La foto es de mi colega Leandro Pérez. Una captura de la gala por el aniversario 175 del Principal, el primero de febrero de 2025 que sigue brillando en la memoria como si no hubiera terminado nunca. En ella, dos artistas. Dos luces. Dos mundos.
Liudmila Pardillo aparece a la izquierda del encuadre. Viste un traje andaluz, negro con ribetes blancos, y lleva una flor blanca en la cabeza. Canta, pero su canto es más que sonido: es gesto, presencia, invocación. Al otro lado, un bailaor de riguroso negro, como salido de un cartel antiguo, ofrece el contrapunto corporal. En medio, la sombra. El silencio. La tensión de una escena que parece flotar fuera del tiempo.

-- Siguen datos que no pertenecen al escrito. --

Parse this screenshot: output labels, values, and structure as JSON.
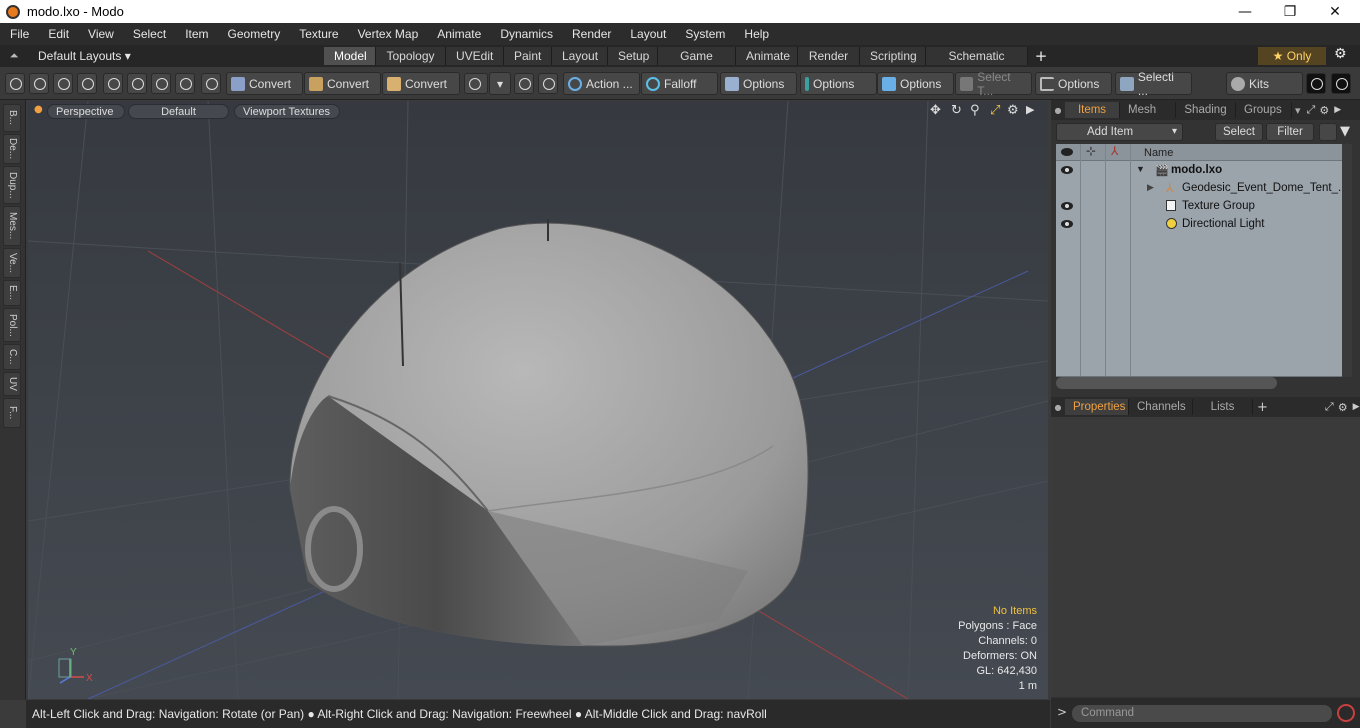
{
  "window": {
    "title": "modo.lxo - Modo",
    "min": "—",
    "max": "❐",
    "close": "✕"
  },
  "menu": [
    "File",
    "Edit",
    "View",
    "Select",
    "Item",
    "Geometry",
    "Texture",
    "Vertex Map",
    "Animate",
    "Dynamics",
    "Render",
    "Layout",
    "System",
    "Help"
  ],
  "layouts": {
    "default_label": "Default Layouts ▾",
    "tabs": [
      "Model",
      "Topology",
      "UVEdit",
      "Paint",
      "Layout",
      "Setup",
      "Game Tools",
      "Animate",
      "Render",
      "Scripting",
      "Schematic Fusion"
    ],
    "active": "Model",
    "add": "+",
    "only_label": "★  Only",
    "gear": "⚙"
  },
  "toolbar": {
    "convert1": "Convert",
    "convert2": "Convert",
    "convert3": "Convert",
    "action": "Action ...",
    "falloff": "Falloff",
    "options1": "Options",
    "options2": "Options",
    "options3": "Options",
    "select_t": "Select T...",
    "options4": "Options",
    "selecti": "Selecti ...",
    "kits": "Kits"
  },
  "left_tabs": [
    "B...",
    "De...",
    "Dup...",
    "Mes...",
    "Ve...",
    "E...",
    "Pol...",
    "C...",
    "UV",
    "F..."
  ],
  "viewport": {
    "perspective": "Perspective",
    "default": "Default",
    "textures": "Viewport Textures",
    "info": {
      "no_items": "No Items",
      "polygons": "Polygons : Face",
      "channels": "Channels: 0",
      "deformers": "Deformers: ON",
      "gl": "GL: 642,430",
      "scale": "1 m"
    },
    "axis_labels": {
      "x": "X",
      "y": "Y",
      "z": "Z"
    }
  },
  "status": "Alt-Left Click and Drag: Navigation: Rotate (or Pan) ● Alt-Right Click and Drag: Navigation: Freewheel ● Alt-Middle Click and Drag: navRoll",
  "items_panel": {
    "tabs": [
      "Items",
      "Mesh ...",
      "Shading",
      "Groups"
    ],
    "active_tab": "Items",
    "add_item": "Add Item",
    "select": "Select",
    "filter": "Filter",
    "name_header": "Name",
    "rows": [
      "modo.lxo",
      "Geodesic_Event_Dome_Tent_...",
      "Texture Group",
      "Directional Light"
    ]
  },
  "properties_panel": {
    "tabs": [
      "Properties",
      "Channels",
      "Lists"
    ],
    "active_tab": "Properties",
    "add": "+"
  },
  "command": {
    "prompt": ">",
    "placeholder": "Command"
  },
  "colors": {
    "accent": "#f0a040",
    "viewport_bg": "#3a3e44",
    "dome": "#9c9c9c",
    "active_tab": "#505050"
  }
}
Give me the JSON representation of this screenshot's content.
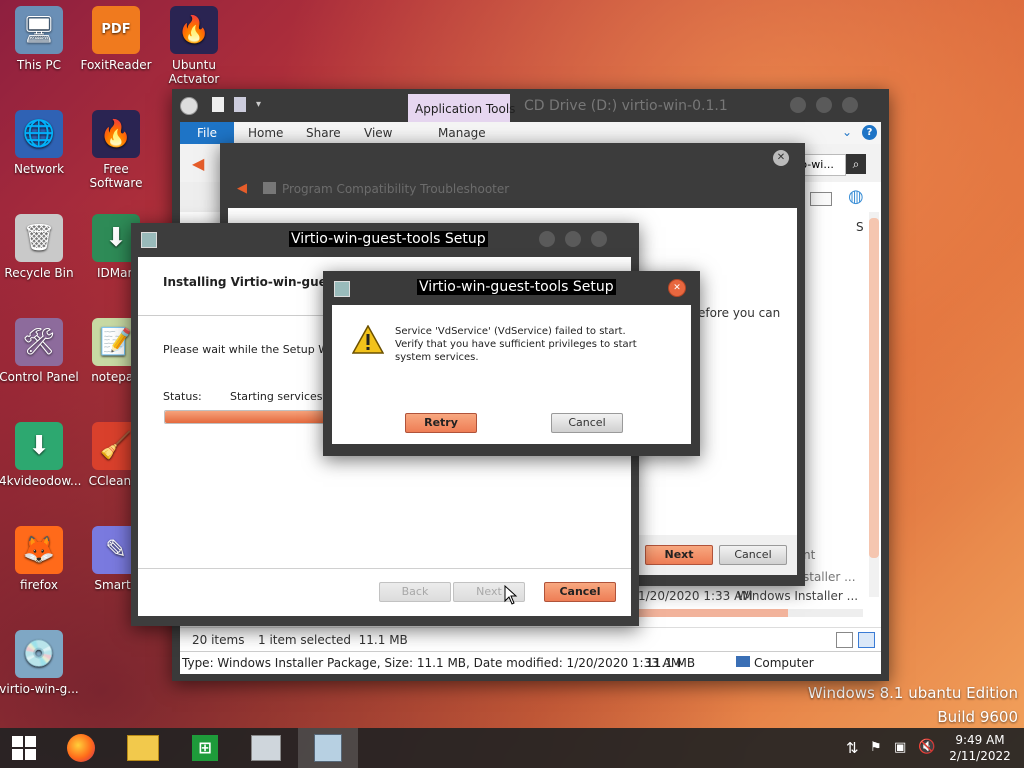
{
  "desktop": {
    "icons": [
      {
        "label": "This PC",
        "glyph": "🖥",
        "icon": "monitor-icon"
      },
      {
        "label": "FoxitReader",
        "glyph": "PDF",
        "icon": "foxit-pdf-icon"
      },
      {
        "label": "Ubuntu\nActvator",
        "glyph": "🔥",
        "icon": "firefox-doc-icon"
      },
      {
        "label": "Network",
        "glyph": "🌐",
        "icon": "network-globe-icon"
      },
      {
        "label": "Free Software",
        "glyph": "🔥",
        "icon": "firefox-doc-icon"
      },
      {
        "label": "Recycle Bin",
        "glyph": "🗑",
        "icon": "recycle-bin-icon"
      },
      {
        "label": "IDMan",
        "glyph": "⬇",
        "icon": "idm-icon"
      },
      {
        "label": "Control Panel",
        "glyph": "🛠",
        "icon": "control-panel-icon"
      },
      {
        "label": "notepad",
        "glyph": "📝",
        "icon": "notepad-icon"
      },
      {
        "label": "4kvideodow...",
        "glyph": "⬇",
        "icon": "4k-downloader-icon"
      },
      {
        "label": "CCleaner",
        "glyph": "🧹",
        "icon": "ccleaner-icon"
      },
      {
        "label": "firefox",
        "glyph": "🦊",
        "icon": "firefox-icon"
      },
      {
        "label": "SmartF",
        "glyph": "✎",
        "icon": "smartf-icon"
      },
      {
        "label": "virtio-win-g...",
        "glyph": "💿",
        "icon": "installer-icon"
      }
    ],
    "watermark_line1": "Windows 8.1 ubantu Edition",
    "watermark_line2": "Build 9600"
  },
  "explorer": {
    "title": "CD Drive (D:) virtio-win-0.1.1",
    "context_tab": "Application Tools",
    "context_tab_sub": "Manage",
    "ribbon_tabs": [
      "File",
      "Home",
      "Share",
      "View"
    ],
    "address_partial": "tio-wi...",
    "side_letter": "S",
    "row_date": "1/20/2020 1:33 AM",
    "row_type": "Windows Installer ...",
    "row2_type": "nt",
    "row3_type": "staller ...",
    "items_count": "20 items",
    "selected": "1 item selected  11.1 MB",
    "status_details": "Type: Windows Installer Package, Size: 11.1 MB, Date modified: 1/20/2020 1:33 AM",
    "status_size": "11.1 MB",
    "status_location": "Computer"
  },
  "troubleshooter": {
    "title": "Program Compatibility Troubleshooter",
    "body_fragment": "efore you can",
    "next_label": "Next",
    "cancel_label": "Cancel"
  },
  "setup": {
    "title": "Virtio-win-guest-tools Setup",
    "heading": "Installing Virtio-win-guest-tools",
    "wait_text": "Please wait while the Setup Wizard installs Virtio-win-guest-tools.",
    "status_label": "Status:",
    "status_value": "Starting services",
    "progress": 0.62,
    "back_label": "Back",
    "next_label": "Next",
    "cancel_label": "Cancel"
  },
  "error_dialog": {
    "title": "Virtio-win-guest-tools Setup",
    "message": "Service 'VdService' (VdService) failed to start.  Verify that you have sufficient privileges to start system services.",
    "retry_label": "Retry",
    "cancel_label": "Cancel"
  },
  "taskbar": {
    "time": "9:49 AM",
    "date": "2/11/2022"
  }
}
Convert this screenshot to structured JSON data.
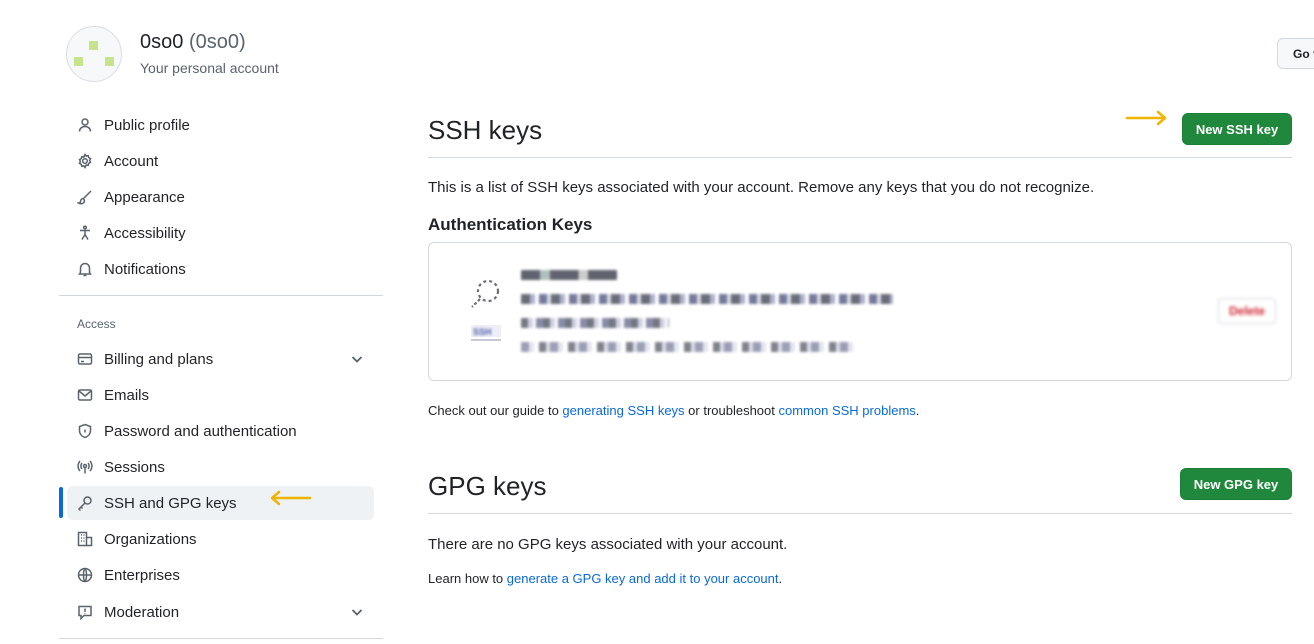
{
  "header": {
    "display_name": "0so0",
    "login": "(0so0)",
    "subtitle": "Your personal account",
    "goto_button": "Go t"
  },
  "sidebar": {
    "items_top": [
      {
        "label": "Public profile",
        "icon": "person-icon"
      },
      {
        "label": "Account",
        "icon": "gear-icon"
      },
      {
        "label": "Appearance",
        "icon": "paintbrush-icon"
      },
      {
        "label": "Accessibility",
        "icon": "accessibility-icon"
      },
      {
        "label": "Notifications",
        "icon": "bell-icon"
      }
    ],
    "access_heading": "Access",
    "items_access": [
      {
        "label": "Billing and plans",
        "icon": "credit-card-icon",
        "expandable": true
      },
      {
        "label": "Emails",
        "icon": "mail-icon"
      },
      {
        "label": "Password and authentication",
        "icon": "shield-lock-icon"
      },
      {
        "label": "Sessions",
        "icon": "broadcast-icon"
      },
      {
        "label": "SSH and GPG keys",
        "icon": "key-icon",
        "active": true
      },
      {
        "label": "Organizations",
        "icon": "organization-icon"
      },
      {
        "label": "Enterprises",
        "icon": "globe-icon"
      },
      {
        "label": "Moderation",
        "icon": "report-icon",
        "expandable": true
      }
    ]
  },
  "ssh": {
    "title": "SSH keys",
    "new_button": "New SSH key",
    "description": "This is a list of SSH keys associated with your account. Remove any keys that you do not recognize.",
    "auth_heading": "Authentication Keys",
    "key": {
      "badge": "SSH",
      "delete_label": "Delete"
    },
    "guide_prefix": "Check out our guide to ",
    "guide_link1": "generating SSH keys",
    "guide_middle": " or troubleshoot ",
    "guide_link2": "common SSH problems",
    "guide_suffix": "."
  },
  "gpg": {
    "title": "GPG keys",
    "new_button": "New GPG key",
    "empty_text": "There are no GPG keys associated with your account.",
    "learn_prefix": "Learn how to ",
    "learn_link": "generate a GPG key and add it to your account",
    "learn_suffix": "."
  },
  "colors": {
    "accent": "#0969da",
    "primary_button": "#1f883d",
    "annotation_arrow": "#f0b400",
    "danger": "#cf222e"
  }
}
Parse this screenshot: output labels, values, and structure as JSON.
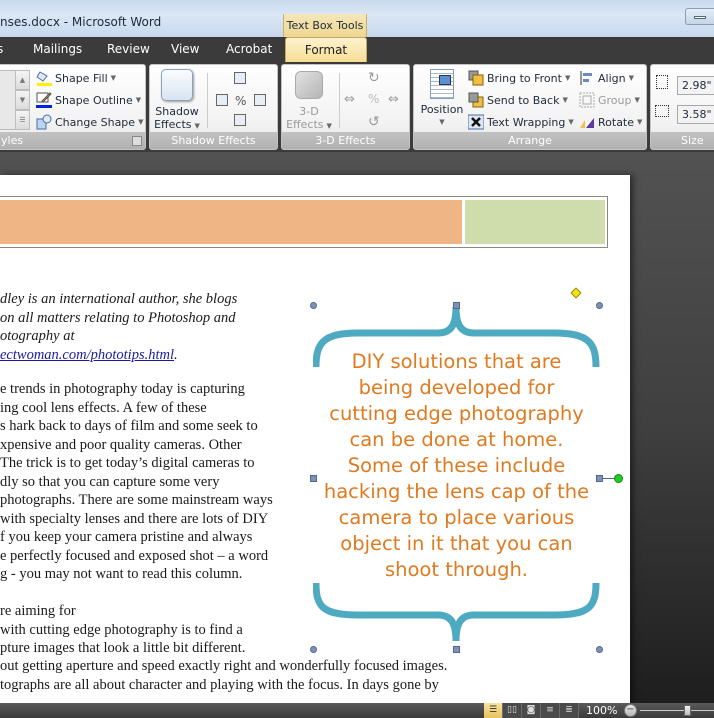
{
  "window": {
    "title": "nses.docx - Microsoft Word",
    "contextual_tab_group": "Text Box Tools"
  },
  "tabs": [
    {
      "label": "s",
      "active": false
    },
    {
      "label": "Mailings",
      "active": false
    },
    {
      "label": "Review",
      "active": false
    },
    {
      "label": "View",
      "active": false
    },
    {
      "label": "Acrobat",
      "active": false
    },
    {
      "label": "Format",
      "active": true
    }
  ],
  "ribbon": {
    "text_box_styles": {
      "label": "yles",
      "shape_fill": "Shape Fill",
      "shape_outline": "Shape Outline",
      "change_shape": "Change Shape"
    },
    "shadow_effects": {
      "label": "Shadow Effects",
      "button_line1": "Shadow",
      "button_line2": "Effects"
    },
    "three_d_effects": {
      "label": "3-D Effects",
      "button_line1": "3-D",
      "button_line2": "Effects"
    },
    "arrange": {
      "label": "Arrange",
      "position": "Position",
      "bring_to_front": "Bring to Front",
      "send_to_back": "Send to Back",
      "text_wrapping": "Text Wrapping",
      "align": "Align",
      "group": "Group",
      "rotate": "Rotate"
    },
    "size": {
      "label": "Size",
      "height": "2.98\"",
      "width": "3.58\""
    }
  },
  "document": {
    "header_colors": {
      "left": "#f0b585",
      "right": "#cfddad"
    },
    "bio_lines": [
      "dley is an international author, she blogs",
      "on all matters relating to Photoshop and",
      "otography at"
    ],
    "bio_link": "ectwoman.com/phototips.html",
    "bio_link_suffix": ".",
    "paragraph1": [
      "e trends in photography today is capturing",
      "ing  cool lens effects. A few of these",
      "s hark back to days of film and some seek to",
      "xpensive and poor quality cameras.  Other",
      "The trick is to get today’s digital cameras  to",
      "dly so that you can capture some very",
      "photographs. There are some mainstream  ways",
      "with specialty lenses and there are lots of DIY",
      "f you keep  your camera pristine and always",
      "e perfectly focused and exposed shot – a word",
      "g - you may not want to read this column."
    ],
    "paragraph2": [
      "re aiming  for",
      "with cutting edge photography is  to find a",
      "pture images  that look a little bit different."
    ],
    "paragraph3": [
      "out getting aperture and speed exactly right and wonderfully focused images.",
      "tographs are all  about character and playing  with the focus. In days gone by"
    ],
    "text_box": {
      "text": "DIY solutions that are being developed for cutting edge photography can be done at home. Some of these include hacking the lens cap of the camera to place various object in it that you can shoot through.",
      "text_color": "#e07a1f",
      "brace_color": "#4eaac1"
    }
  },
  "statusbar": {
    "view_buttons": [
      "Print Layout",
      "Full Screen Reading",
      "Web Layout",
      "Outline",
      "Draft"
    ],
    "zoom_level": "100%"
  }
}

No hay otra gala como esa en la memoria reciente de mi ciudad. No solo por el despliegue técnico y artístico, sino porque allí se cruzaron muchas cosas: el homenaje a Lola Flores y a todos los artistas que pasaron por ese escenario, el respeto por los trabajadores del teatro, la voluntad de hacer del arte un faro en tiempos difíciles. Fue una noche de divas y de memoria. De espectáculo, sí, pero también de afirmación.
Ahora que soy yo la extranjera, miro con otros ojos esos recuerdos de vidriera. El vestido en la tienda madrileña ya no me parece un simple suvenir. Pienso en él como símbolo. En esas fiestas de barrio que aquí pronto comienzan —con sus farolillos, sus pasodobles, su orgullo popular— veo otra forma de resistencia cultural. Y me doy cuenta de que lo que vi en Camagüey no era imitación, sino espejo. No era copia, sino eco transformado.
Esa gala nos recordó que somos mezcla. Que llevamos en la sangre la hibridez y el gesto. Que una solista cubana puede evocar a Lola Flores sin traicionar su raíz, porque lo que está en juego no es la nacionalidad, sino la entrega. Y que una ciudad como Camagüey, a veces sumida en su rutina, puede encenderse de belleza cuando el arte se toma en serio.
Volver a esa foto ha sido volver a casa. No a la ciudad física, sino a la certeza de que allí, una vez, fuimos capaces de imaginar algo hermoso, completo, emocionante. Ojalá no lo olvidemos. Ojalá sepamos leer el vestido en la vidriera como un recordatorio de lo que fuimos capaces de crear.
Porque el peligro hoy no es la crisis, ni siquiera la distancia. El peligro es la desmemoria. Y el arte, como esa fotografía, como esa gala, como esa voz, puede ser todavía nuestra mejor forma de recordar.